Mary Nielson provides the answer
Yesterday lunchtime was a very stressful period. Because I was speaking to various members of the family in England but especially to my sister, Eleanor, who had come over from South Africa to be with my mother, and to Rose, my cousin, who lives in Baldock, Hertfordshire, and is being so supportive.
In the middle of all of this Brandy came across to the low table where the remains of my lunchtime sandwich were still on my plate and started helping himself. I was striding around the room speaking to Eleanor and when I spotted Brandy eating my lunch I really showed my anger. I shouted “No!” and prodded him hard in the back. Brandy slunk off giving me a really foul look.
Fifteen minutes later Jean and I took the dogs outside for their regular ‘after-lunch’ leg-stretch and Brandy kept his distance from me. I went across to Brandy: “Oh, Brandy! I am so sorry for being cross with you Please forgive me.” There was real remorse in my voice and, undoubtedly, showing on my face too.
Brandy came over to me and nestled his wonderful, beautiful head against my thighs and I curled down and rubbed his chest with my left hand. As simply and as quickly as it could ever be, Brandy had forgiven me.
A short while ago I was approached by a Mary Neilsen who asked me if I would like her to write a post for Learning from Dogs. I agreed and in hindsight I am so pleased I did.
Read her wonderful post and you will understand why!
Is Your Dog Holding a Grudge?
Your dog throws you that look – you know the one – and walks away. You’ve been snubbed! So what is causing this emotional outburst? Maybe your canine pal is holding a grudge.
“What have I done now?” you might ask yourself. Depending on the circumstances, you may not be guilty of anything. You may just be misinterpreting that look – or yes, indeed, your furry friend may be paying you back for some grievance.
No pet owner is perfect. We all make mistakes. We accidentally step on our pet’s tail; take away a favorite toy; or abandon them to a night alone in the house. These are things that can set our dog to turn their backs on us to teach us a lesson – if only for a little while. But is it true? Do dogs really hold grudges?
The Experts Say No
If you live with guilt every time your furry friend gives you a sideways look, you are reading too much into it, say the experts. They don’t hold grudges and they don’t act in petty ways or seek revenge. [Ed: The dogs that is not the ‘experts’! Sorry; couldn’t resist!] Their emotional lives are not as complicated as humans. Dogs are more simple creatures. They live in the moment.
According to famed canine expert Cesar Millan, dogs don’t hold long-term grudges simply because they can’t. They don’t think that way. Sure, they may act miffed now, but will soon forget what’s bothering them and move past it.
People, on the other hand, tend to hold onto negative feelings and expressing that kind of anger or anxiety can make your dog react too. In other words, if you express prolonged feelings of guilt over slamming your dog’s paw in the screen door, he may react by steering clear. It is not the action that is causing him to distance himself from you for a while; it’s your reaction to the event. In other words, it is your angst causing him to act this way.
What We Can Learn From Our Dogs
There may be some who still believe dogs can (and do) hold grudges, while research shows this assumption incorrect. Even so, there is one thing most canine psychological experts agree on and it is that we can learn an important lesson from our canine counterparts: how to let go.

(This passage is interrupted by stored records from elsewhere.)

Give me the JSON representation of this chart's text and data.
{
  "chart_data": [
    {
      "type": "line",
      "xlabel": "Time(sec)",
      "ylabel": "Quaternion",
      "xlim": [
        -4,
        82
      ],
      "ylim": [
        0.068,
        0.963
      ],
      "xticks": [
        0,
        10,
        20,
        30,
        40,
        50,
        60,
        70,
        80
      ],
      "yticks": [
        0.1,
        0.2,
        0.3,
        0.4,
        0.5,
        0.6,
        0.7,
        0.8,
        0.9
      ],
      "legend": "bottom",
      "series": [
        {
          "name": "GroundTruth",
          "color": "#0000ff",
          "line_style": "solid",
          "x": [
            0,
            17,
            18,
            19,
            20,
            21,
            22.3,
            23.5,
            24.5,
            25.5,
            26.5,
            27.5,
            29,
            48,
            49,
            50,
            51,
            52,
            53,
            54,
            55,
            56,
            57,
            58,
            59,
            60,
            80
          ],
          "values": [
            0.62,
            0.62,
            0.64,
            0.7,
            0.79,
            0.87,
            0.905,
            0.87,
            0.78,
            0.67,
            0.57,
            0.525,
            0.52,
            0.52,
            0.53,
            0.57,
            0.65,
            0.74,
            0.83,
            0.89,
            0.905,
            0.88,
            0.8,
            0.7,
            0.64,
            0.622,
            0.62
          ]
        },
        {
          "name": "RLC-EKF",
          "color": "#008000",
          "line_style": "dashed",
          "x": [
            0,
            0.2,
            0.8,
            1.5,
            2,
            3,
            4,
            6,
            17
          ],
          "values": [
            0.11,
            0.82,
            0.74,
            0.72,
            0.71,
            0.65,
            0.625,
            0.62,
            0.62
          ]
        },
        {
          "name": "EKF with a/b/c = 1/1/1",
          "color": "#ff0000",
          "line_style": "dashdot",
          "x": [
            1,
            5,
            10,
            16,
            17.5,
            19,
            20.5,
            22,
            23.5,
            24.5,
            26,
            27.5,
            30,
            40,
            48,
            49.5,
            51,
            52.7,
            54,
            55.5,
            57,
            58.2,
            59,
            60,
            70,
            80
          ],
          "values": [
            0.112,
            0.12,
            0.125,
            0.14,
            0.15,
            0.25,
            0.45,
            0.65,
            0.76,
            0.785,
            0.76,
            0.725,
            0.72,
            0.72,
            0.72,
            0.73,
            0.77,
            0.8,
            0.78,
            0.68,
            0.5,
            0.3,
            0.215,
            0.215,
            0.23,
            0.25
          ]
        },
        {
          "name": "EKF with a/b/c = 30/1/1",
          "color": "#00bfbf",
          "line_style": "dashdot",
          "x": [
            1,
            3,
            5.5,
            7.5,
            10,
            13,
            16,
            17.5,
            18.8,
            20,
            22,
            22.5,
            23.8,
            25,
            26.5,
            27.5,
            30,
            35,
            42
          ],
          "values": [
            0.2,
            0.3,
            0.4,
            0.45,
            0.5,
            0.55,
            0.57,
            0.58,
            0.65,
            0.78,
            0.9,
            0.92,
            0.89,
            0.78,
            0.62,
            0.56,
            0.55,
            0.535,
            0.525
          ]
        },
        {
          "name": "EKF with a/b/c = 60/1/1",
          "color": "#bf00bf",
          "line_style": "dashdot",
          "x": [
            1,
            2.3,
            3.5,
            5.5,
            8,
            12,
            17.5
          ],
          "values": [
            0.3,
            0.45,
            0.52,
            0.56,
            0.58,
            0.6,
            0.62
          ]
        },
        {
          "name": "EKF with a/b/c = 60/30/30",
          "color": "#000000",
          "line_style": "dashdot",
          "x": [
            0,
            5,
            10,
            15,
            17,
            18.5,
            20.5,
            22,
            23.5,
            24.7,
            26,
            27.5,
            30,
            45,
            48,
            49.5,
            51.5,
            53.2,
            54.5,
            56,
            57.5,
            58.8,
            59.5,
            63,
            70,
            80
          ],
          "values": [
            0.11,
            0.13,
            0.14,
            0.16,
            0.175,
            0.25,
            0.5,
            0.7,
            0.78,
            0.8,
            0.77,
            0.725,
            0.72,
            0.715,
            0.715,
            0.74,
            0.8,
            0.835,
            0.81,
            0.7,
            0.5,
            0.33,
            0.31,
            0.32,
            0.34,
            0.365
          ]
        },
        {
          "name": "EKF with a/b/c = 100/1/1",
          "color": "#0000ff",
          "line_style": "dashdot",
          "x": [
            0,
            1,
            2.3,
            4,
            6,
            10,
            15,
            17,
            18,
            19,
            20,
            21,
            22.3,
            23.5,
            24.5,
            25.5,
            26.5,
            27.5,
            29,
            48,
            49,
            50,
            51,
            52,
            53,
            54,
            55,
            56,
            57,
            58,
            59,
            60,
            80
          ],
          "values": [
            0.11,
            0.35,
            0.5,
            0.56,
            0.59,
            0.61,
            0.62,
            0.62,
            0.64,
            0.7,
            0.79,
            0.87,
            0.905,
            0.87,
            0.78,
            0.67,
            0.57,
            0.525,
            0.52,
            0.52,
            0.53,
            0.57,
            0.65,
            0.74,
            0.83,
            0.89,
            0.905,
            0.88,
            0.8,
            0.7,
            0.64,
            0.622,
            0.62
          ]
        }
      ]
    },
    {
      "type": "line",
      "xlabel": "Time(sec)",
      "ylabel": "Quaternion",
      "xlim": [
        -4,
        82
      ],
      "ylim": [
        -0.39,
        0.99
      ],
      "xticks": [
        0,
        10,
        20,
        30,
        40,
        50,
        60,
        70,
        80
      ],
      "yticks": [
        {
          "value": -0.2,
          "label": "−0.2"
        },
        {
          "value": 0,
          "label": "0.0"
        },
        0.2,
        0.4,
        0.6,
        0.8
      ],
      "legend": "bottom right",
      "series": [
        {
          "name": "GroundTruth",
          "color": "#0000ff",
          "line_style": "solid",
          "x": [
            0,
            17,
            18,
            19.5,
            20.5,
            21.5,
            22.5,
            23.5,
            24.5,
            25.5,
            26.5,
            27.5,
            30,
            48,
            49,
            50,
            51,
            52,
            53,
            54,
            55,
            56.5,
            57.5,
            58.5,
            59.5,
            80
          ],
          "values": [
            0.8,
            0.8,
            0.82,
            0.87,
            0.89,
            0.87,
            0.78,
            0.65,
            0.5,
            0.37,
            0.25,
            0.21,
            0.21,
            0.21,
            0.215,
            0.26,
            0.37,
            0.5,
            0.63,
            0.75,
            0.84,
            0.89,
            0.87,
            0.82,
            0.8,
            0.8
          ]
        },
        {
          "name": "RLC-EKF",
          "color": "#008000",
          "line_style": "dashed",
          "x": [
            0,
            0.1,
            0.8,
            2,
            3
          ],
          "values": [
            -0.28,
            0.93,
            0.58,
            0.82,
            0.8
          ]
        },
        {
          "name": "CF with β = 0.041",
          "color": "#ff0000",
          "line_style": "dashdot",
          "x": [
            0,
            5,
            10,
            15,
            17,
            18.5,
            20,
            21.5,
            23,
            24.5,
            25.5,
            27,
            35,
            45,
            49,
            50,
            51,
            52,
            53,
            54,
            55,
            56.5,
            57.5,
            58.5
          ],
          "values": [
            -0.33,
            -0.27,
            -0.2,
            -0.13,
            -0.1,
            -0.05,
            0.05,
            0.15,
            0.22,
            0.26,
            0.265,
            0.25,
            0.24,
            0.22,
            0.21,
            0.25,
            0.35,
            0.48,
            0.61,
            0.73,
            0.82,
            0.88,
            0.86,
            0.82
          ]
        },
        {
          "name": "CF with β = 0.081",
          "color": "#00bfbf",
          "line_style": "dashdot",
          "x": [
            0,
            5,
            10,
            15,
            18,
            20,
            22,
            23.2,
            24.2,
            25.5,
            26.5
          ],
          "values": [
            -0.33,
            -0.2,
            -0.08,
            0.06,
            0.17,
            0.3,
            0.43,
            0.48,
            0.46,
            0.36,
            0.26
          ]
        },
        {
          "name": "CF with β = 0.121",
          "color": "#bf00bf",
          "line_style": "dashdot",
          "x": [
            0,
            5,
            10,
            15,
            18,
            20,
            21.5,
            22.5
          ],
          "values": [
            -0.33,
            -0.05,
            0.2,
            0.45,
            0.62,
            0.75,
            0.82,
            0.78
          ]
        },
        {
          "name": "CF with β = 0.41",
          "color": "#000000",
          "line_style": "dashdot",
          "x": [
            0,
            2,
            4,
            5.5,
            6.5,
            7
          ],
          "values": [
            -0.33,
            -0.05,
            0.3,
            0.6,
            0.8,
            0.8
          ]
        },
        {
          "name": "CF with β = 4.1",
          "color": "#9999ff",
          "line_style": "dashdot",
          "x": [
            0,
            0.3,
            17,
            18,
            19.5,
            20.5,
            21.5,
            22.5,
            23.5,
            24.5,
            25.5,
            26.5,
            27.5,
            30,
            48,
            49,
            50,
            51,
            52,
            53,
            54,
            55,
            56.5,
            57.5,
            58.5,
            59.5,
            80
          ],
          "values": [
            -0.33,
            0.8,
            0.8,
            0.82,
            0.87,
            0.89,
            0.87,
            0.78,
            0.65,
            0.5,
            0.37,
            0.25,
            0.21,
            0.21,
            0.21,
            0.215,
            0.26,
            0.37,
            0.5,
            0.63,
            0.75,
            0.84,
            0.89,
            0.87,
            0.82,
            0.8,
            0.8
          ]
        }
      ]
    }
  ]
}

Humans have a really hard time letting go of our grievances. In a recent Gallop poll, more than two thirds of participants acknowledged the importance of forgiveness, yet less than half actually were able to forgive those who hurt them. That equals a lot of grudge holding going on.
While our dogs move past every infraction, humans tend to hold on, dwelling on our hurts and allowing them to rule our lives. This can cause relational issues; depression, or worse. But, when we take after our dogs and let go of those negative feelings we can experience such benefits as:
- Happier Lives
- Healthier relationships
- Less anxiety and stress
- Lower blood pressure & Heart rate
- Stronger immune system
[Ed: read the Mayo Clinic article here about forgiveness that Mary referred to above.]

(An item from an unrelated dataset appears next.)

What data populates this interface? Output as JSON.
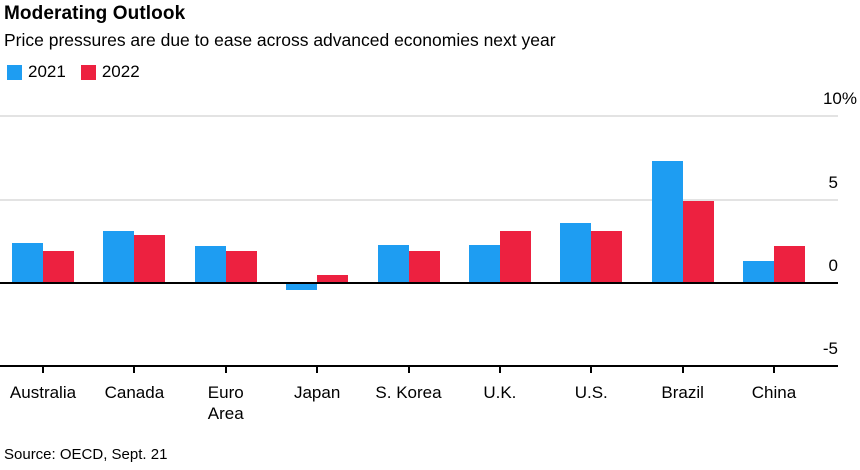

Take a look at your dog. He seems happy enough. Wouldn’t you like to be able to experience the kind of true joy and relaxation he does? The trick to that kind of contentment is learning how to let go of those grudges and live in the moment.
Yes, people are going to hurt us. That is simply life. But those hurts do not have to cause you chronic pain. Take a cue from your dog. Allow yourself to feel the pain in the moment, and then move on. You will discover that life is a lot more enjoyable that way.
About the Author
Mary Nielsen is a passionate dog lover, blogger and part-time music teacher. She founded MySweetPuppy.net to share her ups and downs of being a pet parent to a bunch of adorable mutts. When she is not playing with them or teaching, you can find her experimenting in the kitchen.
Please join with me in thanking Mary for such a delightful guest post and hoping that we will be reading more from her.